Hey Andreas!
A recent changelog entry ("add an action to upload to imgur.com" (paraphrased)) got me thinking.
From one coder to another: you're gonna be writing "add an action to blah to blah2" a lot if you plan to do more "upload to xyz" one-offs 
My suggestion? Instead of one-offs like this, see if you can implement some sort of add-on + add-on repo (first-party and maybe community versions?) where add-ons implement these? It wouldn't even have to support scripts (bash or otherwise (python? groovy?)) if there was some other way of working things (predefined steps like in jenkins? "httpGet", "httpPost", "writeTextToFile", etc).
Plus, what happens if imgur goes away? Wasn't it recently bought by a private equity firm? MediaLab something or other?
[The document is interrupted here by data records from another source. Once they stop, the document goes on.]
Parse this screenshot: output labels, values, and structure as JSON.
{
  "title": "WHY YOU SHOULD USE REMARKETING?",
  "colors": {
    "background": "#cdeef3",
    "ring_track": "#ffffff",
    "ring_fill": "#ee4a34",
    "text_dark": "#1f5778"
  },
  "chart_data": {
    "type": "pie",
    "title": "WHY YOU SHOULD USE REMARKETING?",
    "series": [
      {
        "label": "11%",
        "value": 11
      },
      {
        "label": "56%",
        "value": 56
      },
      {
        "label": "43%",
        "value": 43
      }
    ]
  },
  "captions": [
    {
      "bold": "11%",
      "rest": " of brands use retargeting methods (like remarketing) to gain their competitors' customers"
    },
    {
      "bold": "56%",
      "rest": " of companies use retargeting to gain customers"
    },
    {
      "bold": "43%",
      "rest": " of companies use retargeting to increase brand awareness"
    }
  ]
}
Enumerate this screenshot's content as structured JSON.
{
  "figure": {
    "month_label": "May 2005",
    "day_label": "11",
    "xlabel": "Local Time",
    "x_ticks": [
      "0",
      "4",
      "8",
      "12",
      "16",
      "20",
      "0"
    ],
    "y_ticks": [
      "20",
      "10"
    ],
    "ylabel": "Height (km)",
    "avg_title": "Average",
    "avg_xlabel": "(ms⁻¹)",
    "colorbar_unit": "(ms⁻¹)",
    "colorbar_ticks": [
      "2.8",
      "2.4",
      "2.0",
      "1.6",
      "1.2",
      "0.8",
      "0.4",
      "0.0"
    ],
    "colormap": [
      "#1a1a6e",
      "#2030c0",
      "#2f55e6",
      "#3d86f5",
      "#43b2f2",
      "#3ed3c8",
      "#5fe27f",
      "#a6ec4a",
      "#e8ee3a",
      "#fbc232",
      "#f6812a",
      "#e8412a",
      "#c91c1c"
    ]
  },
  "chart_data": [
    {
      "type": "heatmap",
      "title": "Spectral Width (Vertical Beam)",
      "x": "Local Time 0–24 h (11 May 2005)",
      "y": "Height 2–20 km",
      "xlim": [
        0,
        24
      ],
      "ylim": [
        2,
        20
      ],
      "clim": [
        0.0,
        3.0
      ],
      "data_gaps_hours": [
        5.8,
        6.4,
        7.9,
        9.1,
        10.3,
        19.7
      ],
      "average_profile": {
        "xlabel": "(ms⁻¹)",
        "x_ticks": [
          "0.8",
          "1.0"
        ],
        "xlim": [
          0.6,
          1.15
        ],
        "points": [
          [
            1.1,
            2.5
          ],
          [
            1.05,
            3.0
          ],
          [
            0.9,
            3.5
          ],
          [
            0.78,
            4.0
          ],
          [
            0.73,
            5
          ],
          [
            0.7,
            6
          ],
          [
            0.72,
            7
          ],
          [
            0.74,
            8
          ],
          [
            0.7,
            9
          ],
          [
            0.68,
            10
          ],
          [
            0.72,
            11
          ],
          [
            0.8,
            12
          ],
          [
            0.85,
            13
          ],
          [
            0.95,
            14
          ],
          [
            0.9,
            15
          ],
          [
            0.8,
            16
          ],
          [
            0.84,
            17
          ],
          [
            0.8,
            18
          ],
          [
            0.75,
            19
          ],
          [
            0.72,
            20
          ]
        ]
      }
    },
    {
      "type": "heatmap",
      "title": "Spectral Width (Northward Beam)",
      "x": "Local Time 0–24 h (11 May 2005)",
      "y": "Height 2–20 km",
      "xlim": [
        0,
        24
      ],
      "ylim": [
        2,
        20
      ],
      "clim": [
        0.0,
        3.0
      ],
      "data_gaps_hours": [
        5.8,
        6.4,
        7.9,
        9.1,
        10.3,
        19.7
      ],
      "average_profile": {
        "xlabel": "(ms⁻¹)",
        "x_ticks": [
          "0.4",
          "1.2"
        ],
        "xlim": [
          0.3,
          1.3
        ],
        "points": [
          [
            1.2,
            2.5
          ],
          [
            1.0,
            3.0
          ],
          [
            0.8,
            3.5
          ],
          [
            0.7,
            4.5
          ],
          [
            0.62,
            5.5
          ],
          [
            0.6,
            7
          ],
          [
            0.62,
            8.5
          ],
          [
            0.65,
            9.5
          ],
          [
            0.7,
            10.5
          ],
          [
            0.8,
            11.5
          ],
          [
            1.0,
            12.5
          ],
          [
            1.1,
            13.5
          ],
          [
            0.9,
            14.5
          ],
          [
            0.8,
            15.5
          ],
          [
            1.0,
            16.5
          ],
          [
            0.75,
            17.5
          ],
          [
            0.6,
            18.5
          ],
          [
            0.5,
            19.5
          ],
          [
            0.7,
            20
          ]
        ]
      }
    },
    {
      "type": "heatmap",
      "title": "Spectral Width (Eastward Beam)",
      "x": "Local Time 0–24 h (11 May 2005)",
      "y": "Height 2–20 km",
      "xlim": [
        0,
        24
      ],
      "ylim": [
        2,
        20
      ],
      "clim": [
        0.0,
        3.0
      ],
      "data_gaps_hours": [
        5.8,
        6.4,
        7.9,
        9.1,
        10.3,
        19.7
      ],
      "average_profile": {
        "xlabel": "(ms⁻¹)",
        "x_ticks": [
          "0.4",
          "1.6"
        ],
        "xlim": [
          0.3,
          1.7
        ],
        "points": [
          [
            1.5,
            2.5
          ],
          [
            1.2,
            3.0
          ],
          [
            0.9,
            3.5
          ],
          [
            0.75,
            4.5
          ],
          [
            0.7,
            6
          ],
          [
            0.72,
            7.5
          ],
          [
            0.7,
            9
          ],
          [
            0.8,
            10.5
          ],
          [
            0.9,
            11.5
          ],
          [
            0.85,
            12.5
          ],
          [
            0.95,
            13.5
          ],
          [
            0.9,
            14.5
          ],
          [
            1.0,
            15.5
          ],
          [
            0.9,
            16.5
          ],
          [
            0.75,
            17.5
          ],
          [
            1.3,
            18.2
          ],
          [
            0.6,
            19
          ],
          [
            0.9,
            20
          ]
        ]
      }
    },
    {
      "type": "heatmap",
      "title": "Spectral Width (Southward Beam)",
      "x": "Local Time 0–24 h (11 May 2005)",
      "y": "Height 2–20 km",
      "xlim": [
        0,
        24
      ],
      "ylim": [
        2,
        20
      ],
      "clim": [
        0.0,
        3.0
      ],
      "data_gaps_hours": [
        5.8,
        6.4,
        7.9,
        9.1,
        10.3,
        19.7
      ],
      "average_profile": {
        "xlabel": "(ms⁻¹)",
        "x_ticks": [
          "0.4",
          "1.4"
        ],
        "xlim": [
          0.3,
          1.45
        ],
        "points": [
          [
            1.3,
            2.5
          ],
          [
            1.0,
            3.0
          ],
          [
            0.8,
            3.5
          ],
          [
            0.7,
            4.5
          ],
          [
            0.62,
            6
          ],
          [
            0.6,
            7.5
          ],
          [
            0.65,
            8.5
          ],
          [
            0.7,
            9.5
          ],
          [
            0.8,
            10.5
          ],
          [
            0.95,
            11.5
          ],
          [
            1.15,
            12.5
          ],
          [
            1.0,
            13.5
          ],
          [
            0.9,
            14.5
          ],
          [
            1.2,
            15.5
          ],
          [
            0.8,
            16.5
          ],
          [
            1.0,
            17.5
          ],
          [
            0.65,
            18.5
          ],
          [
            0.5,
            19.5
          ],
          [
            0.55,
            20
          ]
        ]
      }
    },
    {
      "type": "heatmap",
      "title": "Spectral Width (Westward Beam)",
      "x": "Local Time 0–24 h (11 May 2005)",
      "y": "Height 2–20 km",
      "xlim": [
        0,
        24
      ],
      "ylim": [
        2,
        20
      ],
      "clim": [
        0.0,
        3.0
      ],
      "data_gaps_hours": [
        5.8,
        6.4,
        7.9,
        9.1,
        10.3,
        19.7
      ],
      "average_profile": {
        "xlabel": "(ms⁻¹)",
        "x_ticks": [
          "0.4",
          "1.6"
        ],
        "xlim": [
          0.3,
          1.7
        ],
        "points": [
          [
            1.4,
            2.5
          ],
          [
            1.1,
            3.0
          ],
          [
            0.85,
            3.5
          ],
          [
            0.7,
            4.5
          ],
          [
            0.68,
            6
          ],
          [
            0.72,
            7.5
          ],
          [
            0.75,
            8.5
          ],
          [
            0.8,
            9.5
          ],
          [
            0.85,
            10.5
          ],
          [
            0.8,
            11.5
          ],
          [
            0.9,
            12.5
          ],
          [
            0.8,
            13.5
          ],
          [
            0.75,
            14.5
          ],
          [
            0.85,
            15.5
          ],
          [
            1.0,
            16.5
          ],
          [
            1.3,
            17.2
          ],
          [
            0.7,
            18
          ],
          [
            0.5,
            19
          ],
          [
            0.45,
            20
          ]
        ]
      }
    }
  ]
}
I'm not saying it will go away, but the list of companies bought by private equity and still around in a substantially original form is a rather short list.
In general I agree, but on the other hand users use these predefined actions a lot and probably wouldn't care for them if they were moved to some extra plugin repository.
The IMGUR action was just extracted from the BTT screenshot tool, thus it was a quick win to make it available as an action as well. It would also not be trivial to include into a plugin because it needs OAuth authentication with callbacks. (All doable, but I think at the moment not really worth the effort).
A lot of this can be solved by using the new Shortcuts app on Monterey, which works great with BTT. That's kind of like an action plugin repository for BTT:
You can write plugins for BTT in Swift or Objective-C already, but that's a pretty niche thing at the moment:
[...] write plugins for BTT [...] already [...] BetterTouchToolPlugins
Note to freaking self! I had no idea that plugins were already a thing!
the Shortcuts app sounds like the best possible version of the subject of this thread, so /thread 
oauth [...] hooks
oof, yeah, been there and done that. Trying to hook a plugin's oauth into a webapp was frustrating enough, and that was when there was an online web server to handle the dance! (That said, I suspect not having a web side would make it easier, since you wouldn't have to figure out how to hook the auth flow into the server).